Student Loan Forgiveness and the Economy Image Source: Pang Yuhao

Now that the student loan forgiveness bill which passed on August 24, 2022 has been soaking in for a month and a half, the question of whether it will hurt the United States economy is a reasonable inquiry.

The US government will cancel up to $20,000 for Pell Grant recipients, and up to $10,000 in federal student loans per qualifying borrower. Americans earning less than $125,000, or $250,000 per household, may receive these cancellations. In addition, there is a payment pause on federal loans through 2022.

Before this particular loan forgiveness bill passed, the US Department of Education reported on August 19, 2021, that approximately 300,000 student borrowers who are disabled will receive $5.8 billion in forgiveness.

To alleviate extensive delays in the loan forgiveness process, about 8 million people will have their debt forgiven automatically without the need to apply.
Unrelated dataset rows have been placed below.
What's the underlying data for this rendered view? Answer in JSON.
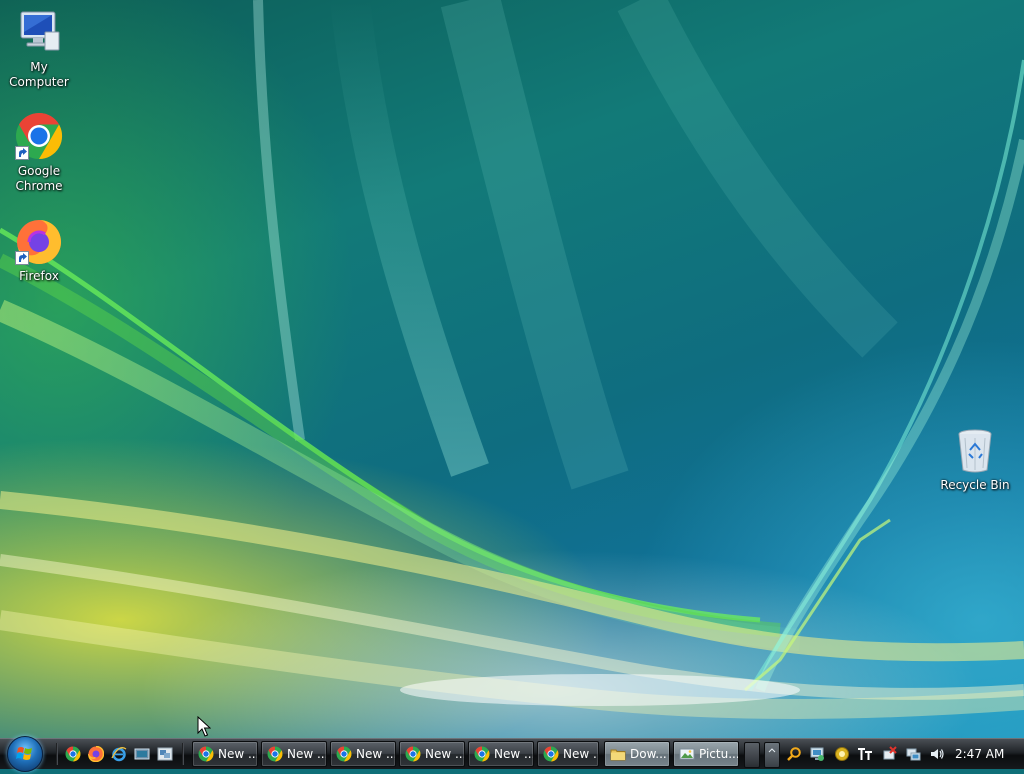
{
  "desktop": {
    "icons": [
      {
        "label": "My Computer",
        "icon": "computer-icon"
      },
      {
        "label": "Google Chrome",
        "icon": "chrome-icon"
      },
      {
        "label": "Firefox",
        "icon": "firefox-icon"
      },
      {
        "label": "Recycle Bin",
        "icon": "recycle-bin-icon"
      }
    ]
  },
  "taskbar": {
    "start_icon": "windows-logo-icon",
    "quick_launch": [
      "chrome-icon",
      "firefox-icon",
      "internet-explorer-icon",
      "show-desktop-icon",
      "switch-windows-icon"
    ],
    "buttons": [
      {
        "label": "New ...",
        "icon": "chrome-icon"
      },
      {
        "label": "New ...",
        "icon": "chrome-icon"
      },
      {
        "label": "New ...",
        "icon": "chrome-icon"
      },
      {
        "label": "New ...",
        "icon": "chrome-icon"
      },
      {
        "label": "New ...",
        "icon": "chrome-icon"
      },
      {
        "label": "New ...",
        "icon": "chrome-icon"
      },
      {
        "label": "Dow...",
        "icon": "folder-icon"
      },
      {
        "label": "Pictu...",
        "icon": "picture-viewer-icon"
      }
    ],
    "tray_icons": [
      "search-icon",
      "network-monitor-icon",
      "update-icon",
      "font-icon",
      "safely-remove-icon",
      "network-icon",
      "volume-icon"
    ],
    "clock": "2:47 AM"
  },
  "colors": {
    "taskbar_bg": "#1f2327",
    "accent_green": "#5ed64a",
    "accent_yellow": "#e6e43a"
  }
}
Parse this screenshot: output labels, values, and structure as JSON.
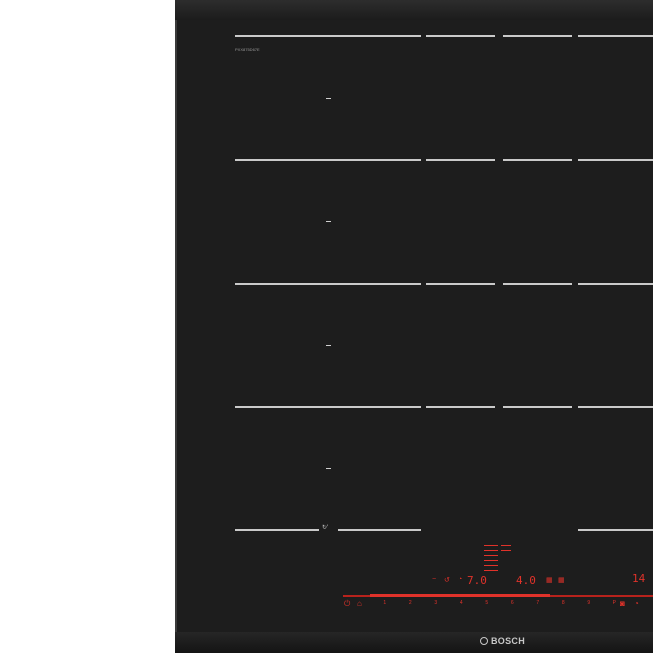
{
  "model_label": "PXX875D67E",
  "brand": "BOSCH",
  "zones": [
    {
      "name": "zone-1"
    },
    {
      "name": "zone-2"
    },
    {
      "name": "zone-3"
    },
    {
      "name": "zone-4"
    },
    {
      "name": "zone-5"
    }
  ],
  "flex_symbol": "↻′",
  "display": {
    "left_value": "7.0",
    "mid_value": "4.0",
    "right_value": "14",
    "minus_symbol": "−",
    "timer_icon": "clock-icon",
    "power_icon": "power-icon"
  },
  "power_levels": [
    "1",
    "2",
    "3",
    "4",
    "5",
    "6",
    "7",
    "8",
    "9",
    "P"
  ],
  "colors": {
    "glass": "#1d1d1d",
    "zone_marking": "#c9c9c9",
    "display_red": "#e0322a"
  }
}
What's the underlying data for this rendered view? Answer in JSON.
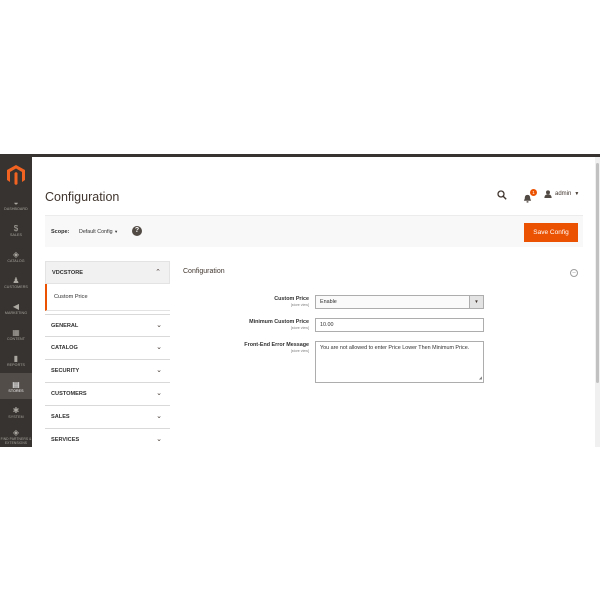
{
  "nav": {
    "items": [
      {
        "label": "DASHBOARD",
        "icon": "dashboard-icon",
        "glyph": "◒"
      },
      {
        "label": "SALES",
        "icon": "dollar-icon",
        "glyph": "$"
      },
      {
        "label": "CATALOG",
        "icon": "cube-icon",
        "glyph": "◈"
      },
      {
        "label": "CUSTOMERS",
        "icon": "person-icon",
        "glyph": "♟"
      },
      {
        "label": "MARKETING",
        "icon": "megaphone-icon",
        "glyph": "◀"
      },
      {
        "label": "CONTENT",
        "icon": "layout-icon",
        "glyph": "▦"
      },
      {
        "label": "REPORTS",
        "icon": "bar-chart-icon",
        "glyph": "▮"
      },
      {
        "label": "STORES",
        "icon": "store-icon",
        "glyph": "▤"
      },
      {
        "label": "SYSTEM",
        "icon": "gear-icon",
        "glyph": "✱"
      },
      {
        "label": "FIND PARTNERS & EXTENSIONS",
        "icon": "box-icon",
        "glyph": "◈"
      }
    ],
    "active": "STORES"
  },
  "header": {
    "title": "Configuration",
    "notification_count": "1",
    "user": "admin"
  },
  "scope": {
    "label": "Scope:",
    "value": "Default Config",
    "help": "?",
    "save_label": "Save Config"
  },
  "tabs": {
    "open_section": "VDCSTORE",
    "open_item": "Custom Price",
    "collapsed": [
      "GENERAL",
      "CATALOG",
      "SECURITY",
      "CUSTOMERS",
      "SALES",
      "SERVICES"
    ]
  },
  "section": {
    "title": "Configuration",
    "fields": [
      {
        "label": "Custom Price",
        "scope": "[store view]",
        "value": "Enable"
      },
      {
        "label": "Minimum Custom Price",
        "scope": "[store view]",
        "value": "10.00"
      },
      {
        "label": "Front-End Error Message",
        "scope": "[store view]",
        "value": "You are not allowed to enter Price Lower Then Minimum Price."
      }
    ]
  },
  "colors": {
    "accent": "#eb5202",
    "nav_bg": "#373330"
  }
}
The remainder who did not originally apply for loans electronically, will fill out an application sent by the US Department of Education.

Loan Forgiveness May Propel Inflation

The cost of the forgiveness plan is near $400 billion. From the government’s point of view, the purpose is clearly to give people an opportunity to avoid overwhelming debt as they enter the workforce. Not everyone is happy about this; polls average between 51%-60% supporting the plan.

While it is wonderful to enter into full-time work debt-free, the US economy may pay a price. US inflation is rising at the fastest annual pace in four decades. The Federal Reserve is vigorously raising interest rates, while recession risks continue to be substantial.

The reality is that although student debt will be wiped out, increased government spending will counter the work to lower national debt. When inflation increases, so do costs of consumer goods – thus, the seesaw battle between interest rate hikes and increased government spending. Economists who view student loan forgiveness positively, argue that it will lead to greater job mobility and higher wages. Further, they say in the simplest explanation, that higher salaries equate to more taxes being paid into the financial system, which will drive down the current $30 trillion national deficit.

Two Points-of-View

When one looks at student loan forgiveness from a strictly economic point-of-view, President Biden’s plan is making the Central Bank’s work tougher.

When one looks at student loan forgiveness from a student point-of-view, it is a stress reliever. The hope is that loans which are eliminated will result in productive members of society contributing to the tax system for their own gain and the gain of a nation.

Colleges must also play a part to regulate rising costs. Without it, student debt will continue to be a problem.